No one had ever seen anything like a Mantis scavenging or navvy-policing or hunting the assets of other mech cities. It was not from a class of laborers. Unlike Marauders, it did no apparent work. It had no known interest but human-hunting. Killeen’s own father had sighted something resembling the Mantis a few years before and lived to report it. Clannish legend spoke of various seldom-seen mechs, striding down through centuries of obliterated foraging parties and terrifying moments when many-legged silhouettes scrambled across a distant horizon. These higher orders left broken lives and widestrewn suredeath, but even more tangibly now they bequeathed to the Families a tradition of inherited horror, both ghostly and undeniable, living in the dry sure images of Aspect memory as well as in rumored encounters which few humans ever survived.

It was impossible for Killeen to believe all this could be due to the Mantis.

Killeen’s own father had carefully laid out for his son the whole litany of Marauder types, the slow, resonant precision of his voice bespeaking the high human price that learning each facet had cost—and, if forgotten even for a terrible moment, could cost again.

Killeen now knew each Marauder signature from experience in the open ground.
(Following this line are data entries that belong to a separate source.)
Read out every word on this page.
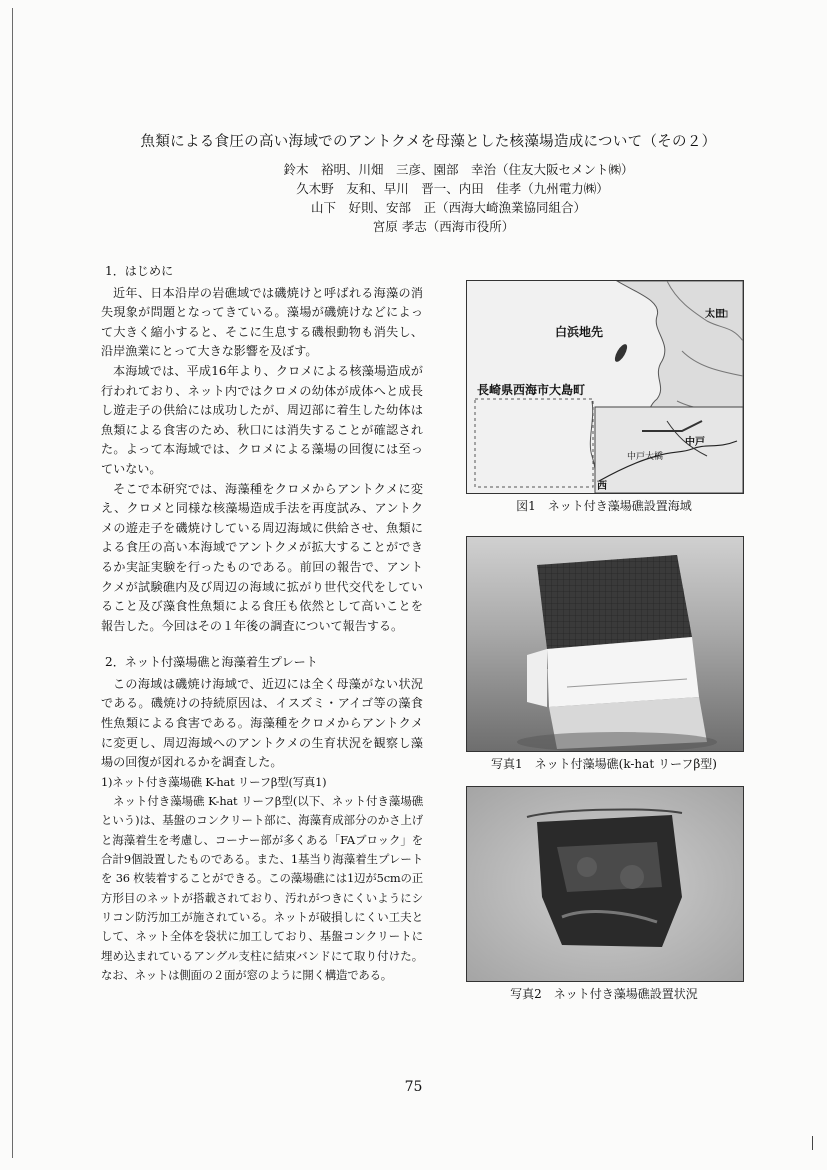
魚類による食圧の高い海域でのアントクメを母藻とした核藻場造成について（その２）
鈴木　裕明、川畑　三彦、園部　幸治（住友大阪セメント㈱）
久木野　友和、早川　晋一、内田　佳孝（九州電力㈱）
山下　好則、安部　正（西海大崎漁業協同組合）
宮原 孝志（西海市役所）
1．はじめに

近年、日本沿岸の岩礁域では磯焼けと呼ばれる海藻の消失現象が問題となってきている。藻場が磯焼けなどによって大きく縮小すると、そこに生息する磯根動物も消失し、沿岸漁業にとって大きな影響を及ぼす。

本海域では、平成16年より、クロメによる核藻場造成が行われており、ネット内ではクロメの幼体が成体へと成長し遊走子の供給には成功したが、周辺部に着生した幼体は魚類による食害のため、秋口には消失することが確認された。よって本海域では、クロメによる藻場の回復には至っていない。

そこで本研究では、海藻種をクロメからアントクメに変え、クロメと同様な核藻場造成手法を再度試み、アントクメの遊走子を磯焼けしている周辺海域に供給させ、魚類による食圧の高い本海域でアントクメが拡大することができるか実証実験を行ったものである。前回の報告で、アントクメが試験礁内及び周辺の海域に拡がり世代交代をしていること及び藻食性魚類による食圧も依然として高いことを報告した。今回はその１年後の調査について報告する。

2．ネット付藻場礁と海藻着生プレート

この海域は磯焼け海域で、近辺には全く母藻がない状況である。磯焼けの持続原因は、イスズミ・アイゴ等の藻食性魚類による食害である。海藻種をクロメからアントクメに変更し、周辺海域へのアントクメの生育状況を観察し藻場の回復が図れるかを調査した。

1)ネット付き藻場礁 K-hat リーフβ型(写真1)

ネット付き藻場礁 K-hat リーフβ型(以下、ネット付き藻場礁という)は、基盤のコンクリート部に、海藻育成部分のかさ上げと海藻着生を考慮し、コーナー部が多くある「FAブロック」を合計9個設置したものである。また、1基当り海藻着生プレートを 36 枚装着することができる。この藻場礁には1辺が5cmの正方形目のネットが搭載されており、汚れがつきにくいようにシリコン防汚加工が施されている。ネットが破損しにくい工夫として、ネット全体を袋状に加工しており、基盤コンクリートに埋め込まれているアングル支柱に結束バンドにて取り付けた。なお、ネットは側面の２面が窓のように開く構造である。

白浜地先
長崎県西海市大島町
太田
中戸
中戸大橋
西
図1　ネット付き藻場礁設置海域
写真1　ネット付藻場礁(k-hat リーフβ型)
写真2　ネット付き藻場礁設置状況
75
But even more strongly he felt it in the remembered mournful way his father’s voice had lowered as he gave over to his son the ancient folklore and skills. Thing about aliens is, they’re alien, he had said innumerable times. With a gravelly chuckle he would add, Plan on bein’ surprised.

The most terrible fact of all was that Marauders killed only as a side task. Even Lancers, the vicious, darting, smalleyed protectors of factories, would attack humans only at the factory site.

Only the Calamity contradicted this rule. Perhaps it was fitting that his father had fallen at the Citadel Bishop, for that had ended an era. Killeen had not seen his father’s end, had caught only scattershot words over the comm while himself fleeing with Toby, and heard later the lists of those gone. So the details, perhaps best not known, had mingled with so many other questions, lingering in the twilight of all things unfathomable.

In the freshening air of halfmorning they harvested the property of the dead. Killeen found himself a bubble pack made of some shiny mechstuff he had never seen before. It saved him kilos of carrymass and caught snugly at waist and hips and shoulders. Each of the dead yielded up their compacted food and water flasks, by far the most useful of the mute legacy.

Killeen stood and chewed on a wad of tough gum that Old Robert had been carrying. He watched Cermo fit himself with a carbo-aluminum set of shank compressors, clasping the mechmetal so it snugged into his flared-out boot cuffs. Others wore makeshift hip shock absorbers and double-walled helmets, loading themselves up with equipment Killeen full well knew they would spend a week discarding as it proved heavy or vexing. Killeen preferred to carry food and fluids and forget the extras. Twice he had broken ribs in falls because he’d worn no chest protector.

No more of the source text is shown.